In interviews, vocalist Channy Leneagh has said that her use of auto-tune is designed to meld her voice into the instrumentation, creating a sort of indivisible wholeness to Polica's sound. In reality, her voice undeniably remains an individual focal point being pitched notably high in the mix, luring you into the crevices between her many-layered vocal tracks. But it's completely true to say that the use of auto-tune and the heightened emphasis on rhythm (granted by the dual drummers and unmasked bass lines) become the building blocks of a gorgeous, deliberate design – never being showy or distracting for their own sake, but coming together to create an uncharted sound which is unmistakably their own.
The sound is the central focus of Give You The Ghost (most of the songs being exercises in repetition which wouldn't distinguish themselves with more conventional arrangements) – resulting in the sort of record where instances of arresting diversity or breaks from the established framework would be more like holes in the rudder than flashes of lightning. This is a hypnotic exercise in drawing the listener in, and keeping them entranced by the world they've created.
What's perhaps most surprising about Give You The Ghost is how minimalistic it can sound for the product of a band with two drummers and so many subtly competing vocal lines – always allowing plenty of room for you to luxuriously melt into the textures. That's because, unlike more typical arrangements, there's very little sound occupying the space between the rhythm and the vocal; the gap between the two seeming very narrow and ethereal, almost solely made up of gently droning synth lines. The result is an atmosphere which sounds simultaneously hedonistic and eerily nightmarish – the digitisation of the vocal and the doubly-human quality of the poly-rhythms contrasting each other in a way which should be jarring, but is just excitingly fresh and utterly seductive.

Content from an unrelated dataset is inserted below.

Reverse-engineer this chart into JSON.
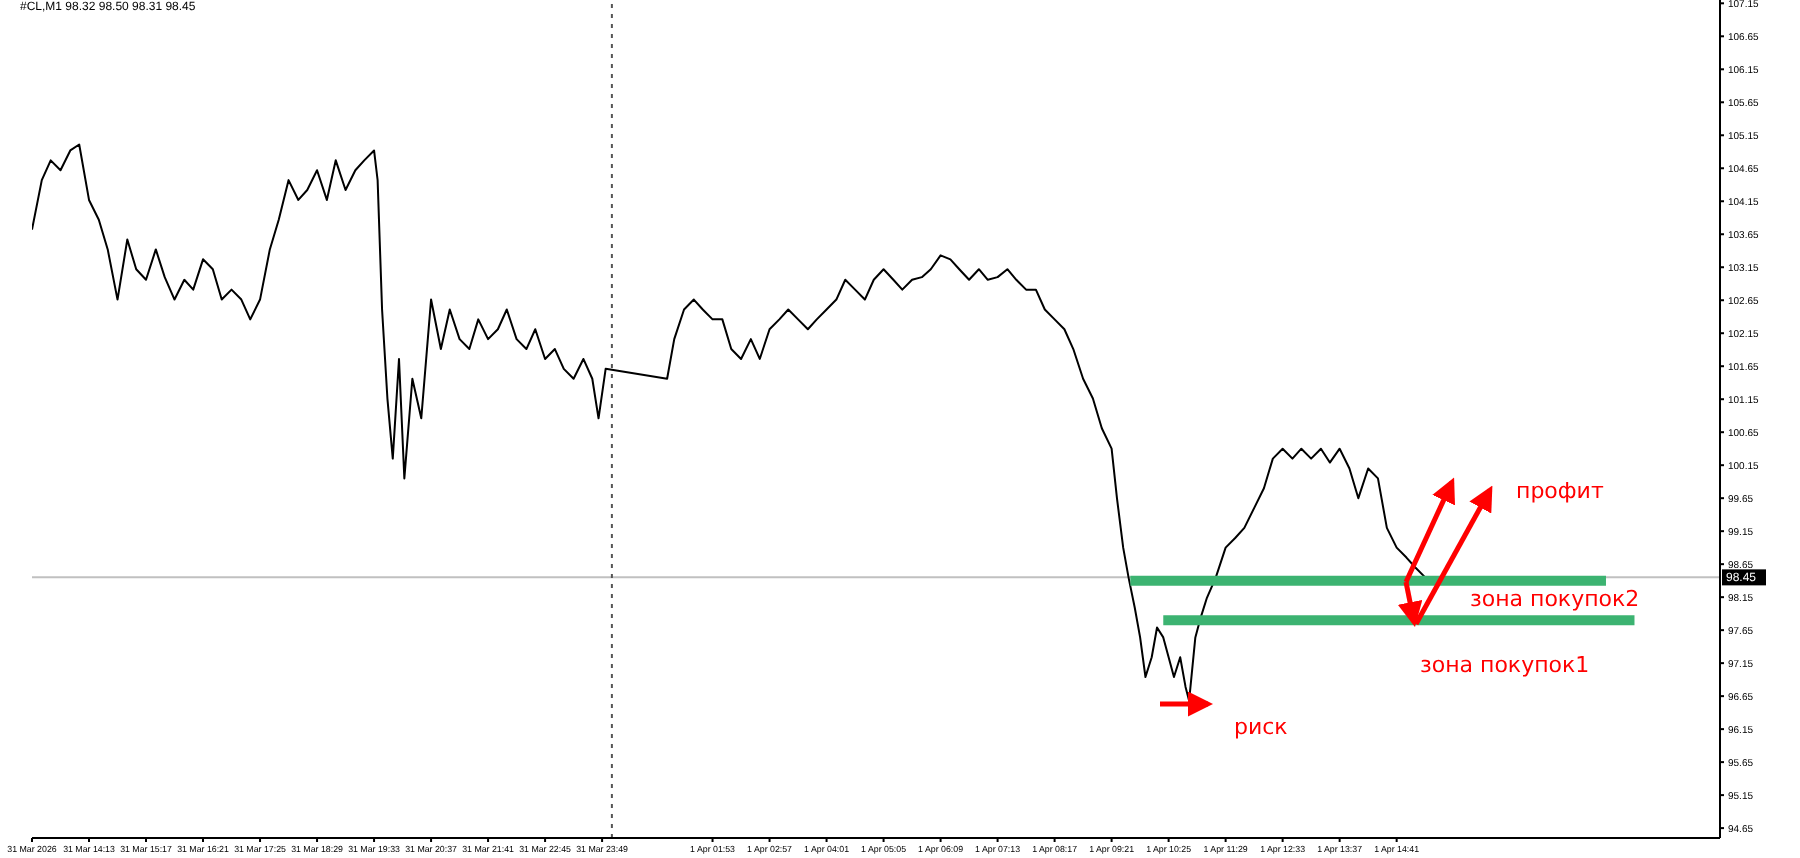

By adhering to this unique mode of delivery for the entirety of the album, Polica are able to move from the drawn out hyper-repetition of songs like 'Violent Games' to immediately arresting verse-chorus numbers like 'Dark Star' completely seamlessly, the record unified by the robust identity of its carefully drawn sound. Undoubtedly – and arguably riskily – Polica do put a lot of stock in their listener being happy to reside within pretty narrow sonic parameters for the duration of an entire album, but as an experiment in breaking fresh ground and ravishing the listener in the process, Give You The Ghost stands as a complete success, bringing disparate focuses together to create something as unique as it is gorgeous.